Problembakterien am Strand

Badespaß mit Bakterien: Sie haben Furcht erregende Namen, aber nicht alle Bakterien sind Krankheitserreger. Als Schmutzindikator können sie sich trotzdem eignen

BERLIN taz ■ „Gesamtcoliforme Bakterien“ bleiben unbehelligt. Seit Neuestem interessiert die EU sich nicht mehr für sie. Die Bakterien sind aus dem Messkatalog für die Badeseen herausgestrichen worden. Und das, obwohl sie bei hoher Konzentration Vereiterungen von offenen Wunden auslösen können. Aber gesamtcoliforme Bakterien sind kein Indikator für belastete Gewässer, denn sie kommen auch in der freien Natur vor und verraten daher nicht unbedingt, ob Gewässer wirklich verschmutzt sind oder nicht.

Da sind die beiden Bakterien „Escherichia coli“ und „Enterokokke“ als Schmutzindikator verlässlicher. Trotz ihres gefährlich klingenden Namens „fäkalcoliforme Bakterien“ sind sie eigentlich zwei ganz harmlose Kerle, denn sie lösen keine Krankheiten aus. Zu Hause sind sie im Darm von Menschen und Tieren, doch über Abwasserleitungen aus Siedlungen und Landwirtschaft begeben sie sich auf Wanderschaft und begegnen manches Mal ihren ehemaligen Wirten im Badesee aufs Neue. Dort werden sie dann als „Anzeigenkeime“ beschimpft, weil sie eine wichtige Eigenschaft besitzen: Außerhalb ihres angestammten Zuhauses im Magen oder Darm können sie sich nicht vermehren.

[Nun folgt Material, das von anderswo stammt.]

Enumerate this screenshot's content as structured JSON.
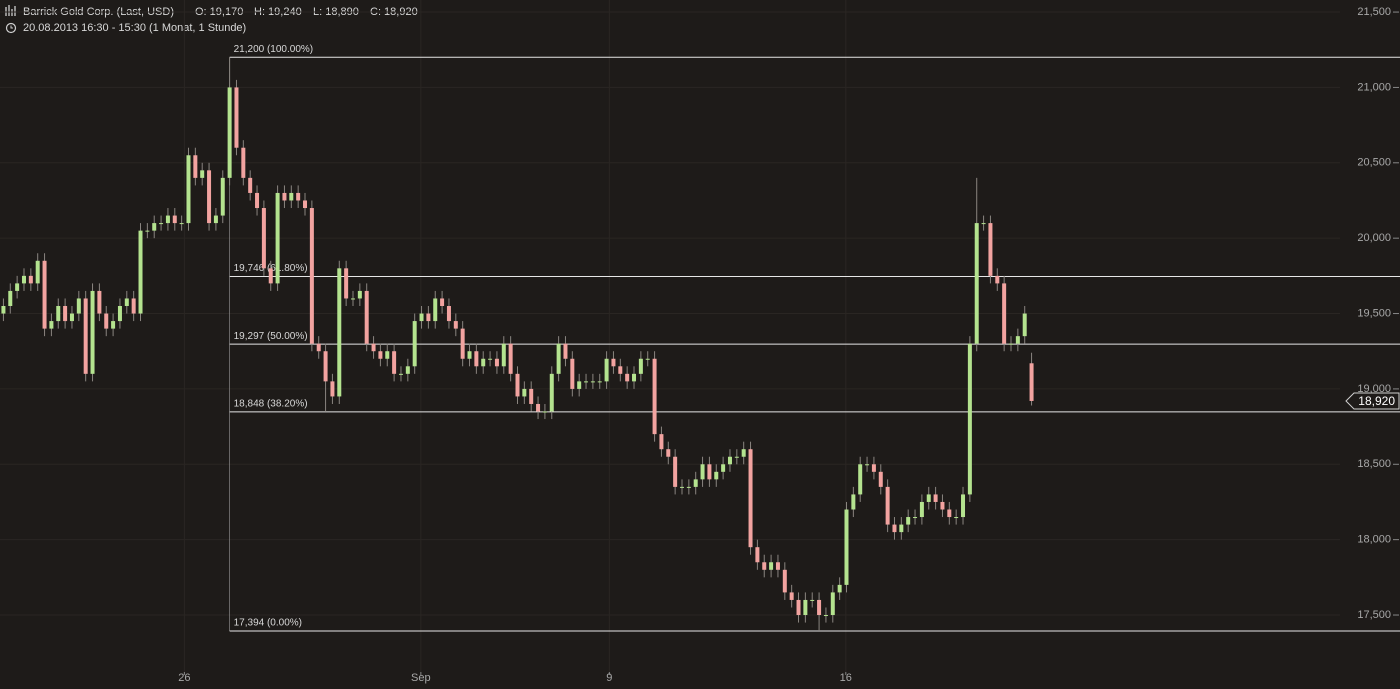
{
  "chart_data": {
    "type": "candlestick",
    "header": {
      "name": "Barrick Gold Corp. (Last, USD)",
      "ohlc": [
        "O: 19,170",
        "H: 19,240",
        "L: 18,890",
        "C: 18,920"
      ],
      "period": "20.08.2013 16:30 - 15:30 (1 Monat, 1 Stunde)"
    },
    "open": [
      19500,
      19550,
      19650,
      19700,
      19750,
      19700,
      19850,
      19400,
      19450,
      19550,
      19450,
      19500,
      19600,
      19100,
      19650,
      19500,
      19400,
      19450,
      19550,
      19600,
      19500,
      20050,
      20050,
      20100,
      20100,
      20150,
      20100,
      20100,
      20550,
      20400,
      20450,
      20100,
      20150,
      20400,
      21000,
      20600,
      20400,
      20300,
      20200,
      19800,
      19700,
      20300,
      20250,
      20300,
      20250,
      20200,
      19300,
      19250,
      19050,
      18950,
      19800,
      19600,
      19600,
      19650,
      19300,
      19250,
      19200,
      19250,
      19100,
      19100,
      19150,
      19450,
      19500,
      19450,
      19600,
      19550,
      19450,
      19400,
      19200,
      19250,
      19150,
      19200,
      19200,
      19150,
      19300,
      19100,
      18950,
      19000,
      18900,
      18850,
      18850,
      19100,
      19300,
      19200,
      19000,
      19050,
      19050,
      19050,
      19050,
      19200,
      19150,
      19100,
      19050,
      19100,
      19200,
      19200,
      18700,
      18600,
      18550,
      18350,
      18350,
      18350,
      18400,
      18500,
      18400,
      18450,
      18500,
      18550,
      18550,
      18600,
      17950,
      17850,
      17800,
      17850,
      17800,
      17650,
      17600,
      17500,
      17600,
      17600,
      17500,
      17500,
      17650,
      17700,
      18200,
      18300,
      18500,
      18500,
      18450,
      18350,
      18100,
      18050,
      18100,
      18150,
      18150,
      18250,
      18300,
      18250,
      18200,
      18150,
      18150,
      18300,
      19300,
      20100,
      20100,
      19750,
      19700,
      19300,
      19300,
      19350,
      19170
    ],
    "high": [
      19600,
      19700,
      19750,
      19800,
      19800,
      19900,
      19900,
      19500,
      19600,
      19600,
      19550,
      19650,
      19650,
      19700,
      19700,
      19550,
      19500,
      19600,
      19650,
      19650,
      20100,
      20100,
      20150,
      20150,
      20200,
      20200,
      20150,
      20600,
      20600,
      20500,
      20500,
      20200,
      20450,
      21200,
      21050,
      20650,
      20450,
      20350,
      20250,
      19850,
      20350,
      20350,
      20350,
      20350,
      20300,
      20250,
      19350,
      19300,
      19100,
      19850,
      19850,
      19650,
      19700,
      19700,
      19350,
      19300,
      19300,
      19300,
      19150,
      19200,
      19500,
      19550,
      19550,
      19650,
      19650,
      19600,
      19500,
      19450,
      19300,
      19300,
      19250,
      19250,
      19250,
      19350,
      19350,
      19150,
      19050,
      19050,
      18950,
      18900,
      19150,
      19350,
      19350,
      19250,
      19100,
      19100,
      19100,
      19100,
      19250,
      19250,
      19200,
      19150,
      19150,
      19250,
      19250,
      19250,
      18750,
      18650,
      18600,
      18400,
      18400,
      18450,
      18550,
      18550,
      18500,
      18550,
      18600,
      18600,
      18650,
      18650,
      18000,
      17900,
      17900,
      17900,
      17850,
      17700,
      17650,
      17650,
      17650,
      17650,
      17550,
      17700,
      17750,
      18250,
      18350,
      18550,
      18550,
      18550,
      18500,
      18400,
      18150,
      18150,
      18200,
      18200,
      18300,
      18350,
      18350,
      18300,
      18250,
      18200,
      18350,
      19350,
      20400,
      20150,
      20150,
      19800,
      19750,
      19350,
      19400,
      19550,
      19240
    ],
    "low": [
      19450,
      19500,
      19600,
      19650,
      19650,
      19650,
      19350,
      19350,
      19400,
      19400,
      19400,
      19450,
      19050,
      19050,
      19450,
      19350,
      19350,
      19400,
      19500,
      19450,
      19450,
      20000,
      20000,
      20050,
      20050,
      20050,
      20050,
      20050,
      20350,
      20350,
      20050,
      20050,
      20100,
      20350,
      20550,
      20350,
      20250,
      20150,
      19750,
      19650,
      19650,
      20200,
      20200,
      20200,
      20150,
      19250,
      19200,
      18848,
      18900,
      18900,
      19550,
      19550,
      19550,
      19250,
      19200,
      19150,
      19150,
      19050,
      19050,
      19050,
      19100,
      19400,
      19400,
      19400,
      19500,
      19400,
      19350,
      19150,
      19150,
      19100,
      19100,
      19150,
      19100,
      19100,
      19050,
      18900,
      18900,
      18850,
      18800,
      18800,
      18800,
      19050,
      19150,
      18950,
      18950,
      19000,
      19000,
      19000,
      19000,
      19100,
      19050,
      19000,
      19000,
      19050,
      19150,
      18650,
      18550,
      18500,
      18300,
      18300,
      18300,
      18300,
      18350,
      18350,
      18350,
      18400,
      18450,
      18500,
      18500,
      17900,
      17800,
      17750,
      17750,
      17750,
      17600,
      17550,
      17450,
      17450,
      17550,
      17394,
      17450,
      17450,
      17600,
      17650,
      18150,
      18250,
      18450,
      18400,
      18300,
      18050,
      18000,
      18000,
      18050,
      18100,
      18100,
      18200,
      18200,
      18150,
      18100,
      18100,
      18100,
      18250,
      19250,
      20050,
      19700,
      19650,
      19250,
      19250,
      19250,
      19300,
      18890
    ],
    "close": [
      19550,
      19650,
      19700,
      19750,
      19700,
      19850,
      19400,
      19450,
      19550,
      19450,
      19500,
      19600,
      19100,
      19650,
      19500,
      19400,
      19450,
      19550,
      19600,
      19500,
      20050,
      20050,
      20100,
      20100,
      20150,
      20100,
      20100,
      20550,
      20400,
      20450,
      20100,
      20150,
      20400,
      21000,
      20600,
      20400,
      20300,
      20200,
      19800,
      19700,
      20300,
      20250,
      20300,
      20250,
      20200,
      19300,
      19250,
      19050,
      18950,
      19800,
      19600,
      19600,
      19650,
      19300,
      19250,
      19200,
      19250,
      19100,
      19100,
      19150,
      19450,
      19500,
      19450,
      19600,
      19550,
      19450,
      19400,
      19200,
      19250,
      19150,
      19200,
      19200,
      19150,
      19300,
      19100,
      18950,
      19000,
      18900,
      18850,
      18850,
      19100,
      19300,
      19200,
      19000,
      19050,
      19050,
      19050,
      19050,
      19200,
      19150,
      19100,
      19050,
      19100,
      19200,
      19200,
      18700,
      18600,
      18550,
      18350,
      18350,
      18350,
      18400,
      18500,
      18400,
      18450,
      18500,
      18550,
      18550,
      18600,
      17950,
      17850,
      17800,
      17850,
      17800,
      17650,
      17600,
      17500,
      17600,
      17600,
      17500,
      17500,
      17650,
      17700,
      18200,
      18300,
      18500,
      18500,
      18450,
      18350,
      18100,
      18050,
      18100,
      18150,
      18150,
      18250,
      18300,
      18250,
      18200,
      18150,
      18150,
      18300,
      19300,
      20100,
      20100,
      19750,
      19700,
      19300,
      19300,
      19350,
      19500,
      18920
    ],
    "up_color": "#b4e38f",
    "down_color": "#f2a3a0",
    "xlim": [
      -0.5,
      195
    ],
    "xticks": [
      {
        "value": 26.4,
        "label": "26"
      },
      {
        "value": 60.9,
        "label": "Sep"
      },
      {
        "value": 88.4,
        "label": "9"
      },
      {
        "value": 122.9,
        "label": "16"
      }
    ],
    "ylim": [
      17122,
      21580
    ],
    "yticks": [
      {
        "value": 17500,
        "label": "17,500"
      },
      {
        "value": 18000,
        "label": "18,000"
      },
      {
        "value": 18500,
        "label": "18,500"
      },
      {
        "value": 19000,
        "label": "19,000"
      },
      {
        "value": 19500,
        "label": "19,500"
      },
      {
        "value": 20000,
        "label": "20,000"
      },
      {
        "value": 20500,
        "label": "20,500"
      },
      {
        "value": 21000,
        "label": "21,000"
      },
      {
        "value": 21500,
        "label": "21,500"
      }
    ],
    "fib_start": 33,
    "fib_levels": [
      {
        "value": 21200,
        "label": "21,200 (100.00%)"
      },
      {
        "value": 19746,
        "label": "19,746 (61.80%)"
      },
      {
        "value": 19297,
        "label": "19,297 (50.00%)"
      },
      {
        "value": 18848,
        "label": "18,848 (38.20%)"
      },
      {
        "value": 17394,
        "label": "17,394 (0.00%)"
      }
    ],
    "last_price": {
      "value": 18920,
      "label": "18,920"
    },
    "grid": true
  }
}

Wo also ein „Escherichia coli“ herumtreibt, da sind auch Fäkalien. In ihrer Gesellschaft gedeihen daher alle Organismen prächtig, die von Kloake oder Gülle leben. Besonders gefürchtet bei den Badegästen ist die so genannte Blaualge. Sie zählt zu der Gruppe der „Cyanobakterien“, die zu den ältesten Organismen der Welt gehören. Einst waren sie unverzichtbar: Durch Photosynthese produzierten sie den ersten Sauerstoff und ermöglichten so das Leben. Nun werden sie jedoch lästig: Die Blaualgen ballen sich zu so genannten Algenblüten zusammen und produzieren hochpotente Gift- und Reizstoffe. Am liebsten in warmem Süßwasser. Wer dann noch badet, hat später oft mit Kopfschmerzen, geröteten Augen, Fieber oder Durchfällen zu kämpfen.